Сапоги с высокими голенищами и сапоги вовсе без голенищ… Сапожищи такие, что Илье Муромцу были бы впору, и крохотные сапожонки на годовалого младенца… Сапоги черные, сапоги красные, желтые, голубые, зеленые…

Андреян снова повернулся к торговцу и повторил вопрос:

— Так как же? Цена, спрашиваю, вот этим какая будет?

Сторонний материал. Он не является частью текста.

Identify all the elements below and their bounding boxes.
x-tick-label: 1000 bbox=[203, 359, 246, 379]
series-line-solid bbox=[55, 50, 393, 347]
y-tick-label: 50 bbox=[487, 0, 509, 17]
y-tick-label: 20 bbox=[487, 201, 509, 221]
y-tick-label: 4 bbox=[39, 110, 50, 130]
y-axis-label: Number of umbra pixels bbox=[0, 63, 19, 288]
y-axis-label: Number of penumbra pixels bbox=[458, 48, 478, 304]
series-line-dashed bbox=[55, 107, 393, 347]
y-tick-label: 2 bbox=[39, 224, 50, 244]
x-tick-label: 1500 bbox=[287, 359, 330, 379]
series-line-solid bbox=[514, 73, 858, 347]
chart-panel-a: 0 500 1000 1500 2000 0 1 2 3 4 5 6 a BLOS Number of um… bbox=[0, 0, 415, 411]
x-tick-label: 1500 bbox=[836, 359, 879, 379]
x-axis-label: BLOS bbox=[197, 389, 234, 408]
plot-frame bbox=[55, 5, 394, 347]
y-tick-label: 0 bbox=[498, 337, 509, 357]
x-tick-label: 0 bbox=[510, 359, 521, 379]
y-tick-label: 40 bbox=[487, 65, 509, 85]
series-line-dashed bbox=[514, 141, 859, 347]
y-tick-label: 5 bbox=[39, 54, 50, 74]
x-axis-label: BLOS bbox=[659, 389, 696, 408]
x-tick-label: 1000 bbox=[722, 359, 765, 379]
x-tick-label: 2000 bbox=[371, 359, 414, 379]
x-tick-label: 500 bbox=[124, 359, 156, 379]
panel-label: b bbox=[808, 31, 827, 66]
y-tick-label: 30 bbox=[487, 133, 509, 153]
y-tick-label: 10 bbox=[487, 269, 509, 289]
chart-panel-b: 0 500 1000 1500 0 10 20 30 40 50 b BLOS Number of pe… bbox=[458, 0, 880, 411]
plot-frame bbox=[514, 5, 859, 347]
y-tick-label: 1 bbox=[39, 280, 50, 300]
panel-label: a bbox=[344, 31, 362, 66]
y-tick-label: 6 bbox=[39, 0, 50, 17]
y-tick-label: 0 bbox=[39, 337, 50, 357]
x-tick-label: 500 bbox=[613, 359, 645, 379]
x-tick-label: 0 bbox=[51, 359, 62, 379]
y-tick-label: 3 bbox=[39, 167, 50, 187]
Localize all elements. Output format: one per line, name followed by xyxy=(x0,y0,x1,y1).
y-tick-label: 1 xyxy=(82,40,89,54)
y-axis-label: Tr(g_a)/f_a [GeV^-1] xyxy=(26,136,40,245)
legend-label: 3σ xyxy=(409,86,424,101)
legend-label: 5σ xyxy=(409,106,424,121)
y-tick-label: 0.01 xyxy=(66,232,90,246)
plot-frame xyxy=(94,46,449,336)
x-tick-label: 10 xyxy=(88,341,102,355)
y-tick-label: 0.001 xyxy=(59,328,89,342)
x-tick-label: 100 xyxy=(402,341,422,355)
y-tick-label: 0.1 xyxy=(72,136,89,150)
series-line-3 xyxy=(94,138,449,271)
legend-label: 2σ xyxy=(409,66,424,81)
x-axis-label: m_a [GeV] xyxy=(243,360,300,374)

Торговец словно очнулся от сна.

— Цена? Вот этим? — затараторил он, ухватив Андреяна за рукав. — Бери-выбирай любые, мил человек. Юфть казанская, работа рязанская. Сто лет носить будешь — не износишь. Какие тебе?.. Вот эти? Цена этим полтина с алтыном, а с тебя для круглого счета ровно полтину возьму. Ты, мил человек, сам-то откуда?

— Из-под Шуи мы, — сказал задумчиво Андреян, окончательно решив, что к таким сапогам ему не подступиться.

— О! — всполошился торговец. — Выходит, земляки мы с тобой! И я-то ведь шуйский!

— Какой деревни? — заинтересовался Андреян.

— Деревни?.. — замялся торговец. — Так как же? Фу ты, запамятовал! Ну как же? Вспомнил, вспомнил, мил человек! — И он просиял весь. — Деревня Трубачеевка, под самой под Шуей. Ты-то сам не из Трубачеевки ли?

— Нет, — ответил Андреян, — мы из Мурашей; мурашовские мы, князя Дмитрия Михайловича Пожарского крестьяне. А Трубачеевка… не слыхал я на нашей стороне такой деревни. Это какая же Трубачеевка?